Alessandro, dopo il percorso di studi, si è catapultato nell'avventura di Caffè Piave. La sua attitudine ha viaggiato di pari passo con la passione. Nessuna crisi profonda prima della pandemia, ci dice. Proprio quella pandemia che, un poco alla volta, ha inferto un colpo duro anche all'economia.
Quella di Alessandro è un'altra piccola impresa che chiude i battenti. Troppe in Italia, così come nel nostro territorio, quelle che hanno abbassato la saracinesca. In molte non riapriranno.

L'ultima stima di Confesercenti, per dare l'idea, parlava di novantamila imprese nel settore della ristorazione in crisi e a rischio chiusura. A queste si aggiungano tutti quelli che hanno rinunciato. In ventimila, stando alle stime, le imprese che non sono nate per investimenti troppo alti e per il clima di incertezza.
La federazione italiana dei pubblici esercizi, invece, in uno dei suoi report ha definito il 2020 l'annus horribilis della ristorazione italiana, aggiungendo che l'anno si è chiuso nel peggiore dei modi con perdite importanti soprattutto negli ultimi due mesi (novembre-dicembre). Quelli che, di solito, in considerazione della concomitanza del periodo natalizio, riservano maggiori ingressi per le attività.

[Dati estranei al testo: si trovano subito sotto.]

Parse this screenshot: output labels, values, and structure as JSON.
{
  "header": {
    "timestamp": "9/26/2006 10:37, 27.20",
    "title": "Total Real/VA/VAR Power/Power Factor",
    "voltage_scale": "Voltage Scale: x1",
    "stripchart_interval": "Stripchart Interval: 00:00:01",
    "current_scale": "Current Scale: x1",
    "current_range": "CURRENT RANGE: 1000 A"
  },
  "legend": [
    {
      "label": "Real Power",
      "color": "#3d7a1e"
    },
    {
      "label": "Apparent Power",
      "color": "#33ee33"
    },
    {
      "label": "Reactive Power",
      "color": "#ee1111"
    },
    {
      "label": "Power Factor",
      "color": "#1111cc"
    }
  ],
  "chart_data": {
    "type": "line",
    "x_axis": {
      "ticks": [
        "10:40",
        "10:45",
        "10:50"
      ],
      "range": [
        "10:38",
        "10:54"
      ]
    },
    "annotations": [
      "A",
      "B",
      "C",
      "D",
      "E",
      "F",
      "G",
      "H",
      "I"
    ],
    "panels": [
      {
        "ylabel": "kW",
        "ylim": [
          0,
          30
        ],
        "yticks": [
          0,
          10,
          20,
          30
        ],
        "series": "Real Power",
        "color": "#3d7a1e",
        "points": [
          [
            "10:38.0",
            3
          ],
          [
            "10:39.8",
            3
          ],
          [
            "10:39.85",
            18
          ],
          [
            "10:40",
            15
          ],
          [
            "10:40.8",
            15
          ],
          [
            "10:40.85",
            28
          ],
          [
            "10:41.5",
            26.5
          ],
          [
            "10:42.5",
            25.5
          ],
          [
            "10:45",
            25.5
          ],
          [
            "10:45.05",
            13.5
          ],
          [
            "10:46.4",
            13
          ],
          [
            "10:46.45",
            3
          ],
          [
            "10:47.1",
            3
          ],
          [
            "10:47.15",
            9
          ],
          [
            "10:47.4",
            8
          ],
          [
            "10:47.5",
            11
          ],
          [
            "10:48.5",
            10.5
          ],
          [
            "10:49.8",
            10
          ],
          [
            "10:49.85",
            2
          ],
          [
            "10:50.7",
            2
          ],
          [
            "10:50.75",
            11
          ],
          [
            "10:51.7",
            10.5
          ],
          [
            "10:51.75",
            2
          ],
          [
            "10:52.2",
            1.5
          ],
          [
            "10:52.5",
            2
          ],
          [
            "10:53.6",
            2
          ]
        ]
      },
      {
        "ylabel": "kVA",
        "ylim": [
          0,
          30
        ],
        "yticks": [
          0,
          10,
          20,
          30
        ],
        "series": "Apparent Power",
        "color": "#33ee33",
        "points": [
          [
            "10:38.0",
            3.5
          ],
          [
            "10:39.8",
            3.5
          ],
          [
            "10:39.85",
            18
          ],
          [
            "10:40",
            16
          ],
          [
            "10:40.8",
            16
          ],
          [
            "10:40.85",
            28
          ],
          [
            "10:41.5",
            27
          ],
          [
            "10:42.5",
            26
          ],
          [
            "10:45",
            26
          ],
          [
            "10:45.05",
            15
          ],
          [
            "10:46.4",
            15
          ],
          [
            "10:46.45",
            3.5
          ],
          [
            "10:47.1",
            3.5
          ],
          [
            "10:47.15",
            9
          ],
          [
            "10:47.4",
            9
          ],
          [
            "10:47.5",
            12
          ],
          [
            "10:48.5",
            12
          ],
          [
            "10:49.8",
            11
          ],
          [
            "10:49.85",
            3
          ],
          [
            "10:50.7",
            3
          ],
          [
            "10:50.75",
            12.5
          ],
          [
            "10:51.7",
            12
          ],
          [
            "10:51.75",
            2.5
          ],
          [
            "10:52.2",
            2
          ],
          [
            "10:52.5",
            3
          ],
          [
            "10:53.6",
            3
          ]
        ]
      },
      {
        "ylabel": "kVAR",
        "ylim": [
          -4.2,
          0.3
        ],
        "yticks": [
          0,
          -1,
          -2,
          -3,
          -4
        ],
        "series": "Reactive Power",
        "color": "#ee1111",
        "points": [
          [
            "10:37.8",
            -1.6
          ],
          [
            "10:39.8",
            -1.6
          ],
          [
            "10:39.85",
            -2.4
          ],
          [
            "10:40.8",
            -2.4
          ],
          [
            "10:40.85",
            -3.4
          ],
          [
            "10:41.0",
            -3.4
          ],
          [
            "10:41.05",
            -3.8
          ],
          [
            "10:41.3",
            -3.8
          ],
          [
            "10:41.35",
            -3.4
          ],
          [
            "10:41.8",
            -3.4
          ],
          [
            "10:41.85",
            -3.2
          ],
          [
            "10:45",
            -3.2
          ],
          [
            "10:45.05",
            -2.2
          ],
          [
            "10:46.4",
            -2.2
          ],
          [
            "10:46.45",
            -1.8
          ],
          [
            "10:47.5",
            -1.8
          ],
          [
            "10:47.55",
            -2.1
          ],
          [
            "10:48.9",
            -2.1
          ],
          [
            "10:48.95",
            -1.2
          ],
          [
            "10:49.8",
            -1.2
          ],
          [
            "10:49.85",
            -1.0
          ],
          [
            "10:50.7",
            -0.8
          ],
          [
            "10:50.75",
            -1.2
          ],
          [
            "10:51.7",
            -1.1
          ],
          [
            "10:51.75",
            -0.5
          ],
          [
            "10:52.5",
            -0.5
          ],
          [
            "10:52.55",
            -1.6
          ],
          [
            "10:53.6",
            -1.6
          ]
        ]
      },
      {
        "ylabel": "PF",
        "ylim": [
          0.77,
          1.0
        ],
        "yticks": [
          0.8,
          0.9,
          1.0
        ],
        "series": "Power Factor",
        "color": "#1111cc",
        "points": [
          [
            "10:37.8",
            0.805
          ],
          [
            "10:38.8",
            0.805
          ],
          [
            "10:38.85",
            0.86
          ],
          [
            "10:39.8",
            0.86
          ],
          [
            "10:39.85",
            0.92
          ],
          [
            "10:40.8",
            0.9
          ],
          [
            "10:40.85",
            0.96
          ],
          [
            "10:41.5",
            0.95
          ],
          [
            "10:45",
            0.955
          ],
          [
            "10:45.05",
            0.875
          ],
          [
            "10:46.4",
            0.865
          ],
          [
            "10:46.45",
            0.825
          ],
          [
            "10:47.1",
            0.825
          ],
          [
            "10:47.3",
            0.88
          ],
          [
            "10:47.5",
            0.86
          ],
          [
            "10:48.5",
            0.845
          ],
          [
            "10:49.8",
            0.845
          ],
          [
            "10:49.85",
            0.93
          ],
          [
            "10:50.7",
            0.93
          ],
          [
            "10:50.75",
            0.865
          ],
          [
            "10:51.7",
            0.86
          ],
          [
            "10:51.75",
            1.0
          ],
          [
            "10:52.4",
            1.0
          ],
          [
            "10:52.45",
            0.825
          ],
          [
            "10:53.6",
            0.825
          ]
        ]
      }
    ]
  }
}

Anche in questo caso sono i numeri a parlare. Dalla Fipe segnalano complessivamente 37,7 miliardi di euro di perdite, circa il 40% dell'intero fatturato annuo del settore andato in fumo.

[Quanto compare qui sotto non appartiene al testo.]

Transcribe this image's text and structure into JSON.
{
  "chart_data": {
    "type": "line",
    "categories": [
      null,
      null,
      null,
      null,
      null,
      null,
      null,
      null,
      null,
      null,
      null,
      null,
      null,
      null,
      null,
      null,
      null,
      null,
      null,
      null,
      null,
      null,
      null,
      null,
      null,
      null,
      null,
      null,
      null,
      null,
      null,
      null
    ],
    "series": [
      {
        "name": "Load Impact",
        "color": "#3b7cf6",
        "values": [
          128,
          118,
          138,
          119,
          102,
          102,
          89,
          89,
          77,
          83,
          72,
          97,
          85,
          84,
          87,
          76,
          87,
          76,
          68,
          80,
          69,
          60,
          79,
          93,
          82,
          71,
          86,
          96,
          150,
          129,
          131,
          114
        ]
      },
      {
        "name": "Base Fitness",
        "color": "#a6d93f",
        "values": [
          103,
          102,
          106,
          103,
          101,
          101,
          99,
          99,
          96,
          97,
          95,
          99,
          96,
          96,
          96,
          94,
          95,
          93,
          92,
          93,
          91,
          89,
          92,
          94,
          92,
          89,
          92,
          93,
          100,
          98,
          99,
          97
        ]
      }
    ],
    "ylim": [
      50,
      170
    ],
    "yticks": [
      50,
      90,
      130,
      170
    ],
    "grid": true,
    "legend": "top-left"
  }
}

Un'altra indagine (Askanews) spiega che nel 2020 sono andati persi circa 578.000 posti di lavoro e la ristorazione risulta proprio tra i settori più colpiti. In termini di percentuale le vendite sono diminuite del 48%. Circa 330.000 attività tra bar, ristoranti e mense, circa 70.000 industrie alimentari e circa 740.000 aziende agricole che danno lavoro a più di 3.600.000 persone sono interessate dalla crisi.

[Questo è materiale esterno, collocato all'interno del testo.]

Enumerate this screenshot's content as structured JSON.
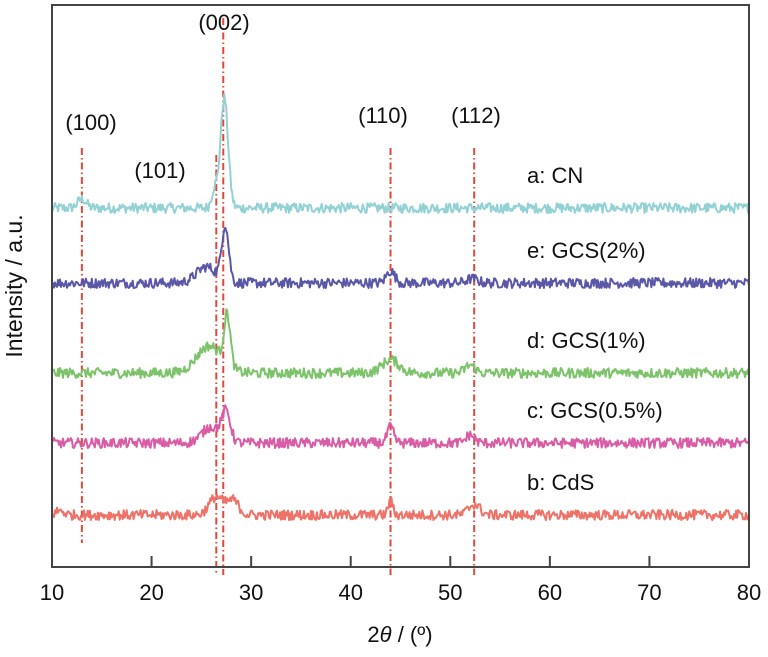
{
  "chart_data": {
    "type": "line",
    "title": "",
    "xlabel_prefix": "2",
    "xlabel_theta": "θ",
    "xlabel_suffix": " / (º)",
    "ylabel": "Intensity / a.u.",
    "xlim": [
      10,
      80
    ],
    "xticks": [
      10,
      20,
      30,
      40,
      50,
      60,
      70,
      80
    ],
    "grid": false,
    "series": [
      {
        "name": "a: CN",
        "color": "#93d2d4",
        "offset": 4,
        "peaks": [
          {
            "x": 13.0,
            "h": 0.25,
            "w": 0.6
          },
          {
            "x": 27.3,
            "h": 3.05,
            "w": 0.55
          },
          {
            "x": 26.3,
            "h": 0.5,
            "w": 0.4
          }
        ]
      },
      {
        "name": "e: GCS(2%)",
        "color": "#5b57a8",
        "offset": 3,
        "peaks": [
          {
            "x": 27.4,
            "h": 1.55,
            "w": 0.5
          },
          {
            "x": 25.5,
            "h": 0.45,
            "w": 1.4
          },
          {
            "x": 44.0,
            "h": 0.33,
            "w": 0.6
          },
          {
            "x": 52.2,
            "h": 0.12,
            "w": 0.8
          }
        ]
      },
      {
        "name": "d: GCS(1%)",
        "color": "#7cc36a",
        "offset": 2,
        "peaks": [
          {
            "x": 27.6,
            "h": 1.4,
            "w": 0.45
          },
          {
            "x": 25.8,
            "h": 0.75,
            "w": 1.8
          },
          {
            "x": 44.0,
            "h": 0.37,
            "w": 1.2
          },
          {
            "x": 52.0,
            "h": 0.22,
            "w": 0.7
          }
        ]
      },
      {
        "name": "c: GCS(0.5%)",
        "color": "#d95ca6",
        "offset": 1,
        "peaks": [
          {
            "x": 27.5,
            "h": 0.8,
            "w": 0.6
          },
          {
            "x": 26.0,
            "h": 0.45,
            "w": 1.3
          },
          {
            "x": 44.0,
            "h": 0.45,
            "w": 0.45
          },
          {
            "x": 52.0,
            "h": 0.23,
            "w": 0.6
          }
        ]
      },
      {
        "name": "b: CdS",
        "color": "#ee7268",
        "offset": 0,
        "peaks": [
          {
            "x": 26.5,
            "h": 0.5,
            "w": 1.0
          },
          {
            "x": 28.2,
            "h": 0.4,
            "w": 0.8
          },
          {
            "x": 44.0,
            "h": 0.37,
            "w": 0.35
          },
          {
            "x": 52.4,
            "h": 0.3,
            "w": 0.8
          },
          {
            "x": 10.8,
            "h": 0.12,
            "w": 0.6
          }
        ]
      }
    ],
    "reference_lines": [
      {
        "label": "(100)",
        "x": 13.0
      },
      {
        "label": "(101)",
        "x": 26.5
      },
      {
        "label": "(002)",
        "x": 27.2
      },
      {
        "label": "(110)",
        "x": 44.0
      },
      {
        "label": "(112)",
        "x": 52.4
      }
    ],
    "reference_line_color": "#e0483c"
  }
}
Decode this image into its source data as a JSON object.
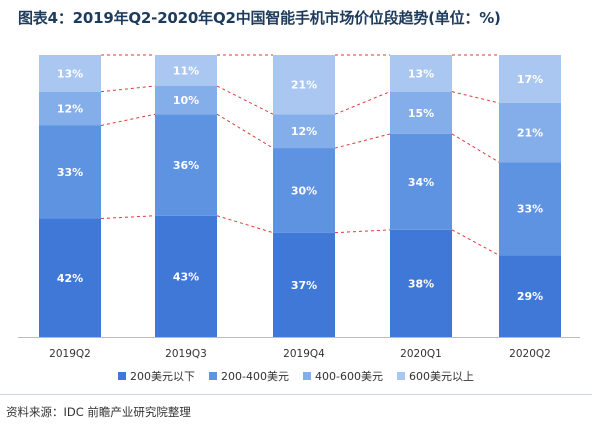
{
  "title": "图表4：2019年Q2-2020年Q2中国智能手机市场价位段趋势(单位：%)",
  "source": "资料来源：IDC 前瞻产业研究院整理",
  "colors": {
    "tier_0_200": "#3f78d6",
    "tier_200_400": "#5e93e2",
    "tier_400_600": "#84aeea",
    "tier_600_plus": "#a9c7f1",
    "connector": "#e03a3a",
    "title": "#1f3b5c",
    "axis": "#bbbbbb"
  },
  "legend": [
    {
      "label": "200美元以下",
      "color_key": "tier_0_200"
    },
    {
      "label": "200-400美元",
      "color_key": "tier_200_400"
    },
    {
      "label": "400-600美元",
      "color_key": "tier_400_600"
    },
    {
      "label": "600美元以上",
      "color_key": "tier_600_plus"
    }
  ],
  "chart_data": {
    "type": "bar",
    "stacked": true,
    "normalized_100": true,
    "categories": [
      "2019Q2",
      "2019Q3",
      "2019Q4",
      "2020Q1",
      "2020Q2"
    ],
    "series": [
      {
        "name": "200美元以下",
        "values": [
          42,
          43,
          37,
          38,
          29
        ],
        "color_key": "tier_0_200"
      },
      {
        "name": "200-400美元",
        "values": [
          33,
          36,
          30,
          34,
          33
        ],
        "color_key": "tier_200_400"
      },
      {
        "name": "400-600美元",
        "values": [
          12,
          10,
          12,
          15,
          21
        ],
        "color_key": "tier_400_600"
      },
      {
        "name": "600美元以上",
        "values": [
          13,
          11,
          21,
          13,
          17
        ],
        "color_key": "tier_600_plus"
      }
    ],
    "data_labels": true,
    "data_label_suffix": "%",
    "connector_lines": "dashed",
    "ylim": [
      0,
      100
    ],
    "legend_position": "bottom",
    "grid": false
  }
}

La freddezza dei numeri, non bisogna dimenticarlo, nasconde le persone. Quelle che vivono sulla propria pelle la concretezza di quelle cifre.

«A marzo 2020 – racconta Alessandro – pensavamo, illudendoci fosse così, che stessimo vivendo una situazione temporale circoscritta. Stringete i denti, ci hanno detto. E noi lo abbiamo fatto per oltre due mesi lavorando zero. Non solo. Oltre ai mancati guadagni bisogna aggiungere la merce che, purtroppo, è andata persa a causa della mancata vendita. Panini, tramezzini, gelati. Ma non solo. Parliamo nel mio caso di più di tremila euro di prodotti. In quel periodo, nonostante tutto, c'era ancora quella speranza e quella fiducia che, dall'altra parte, qualcosa si potesse muovere nella nostra direzione. Ma evidentemente non è andata così. Oggi – conclude – pur essendo deluso a livello umano non ho intenzione di mollare. Voglio guardare avanti e ripartire».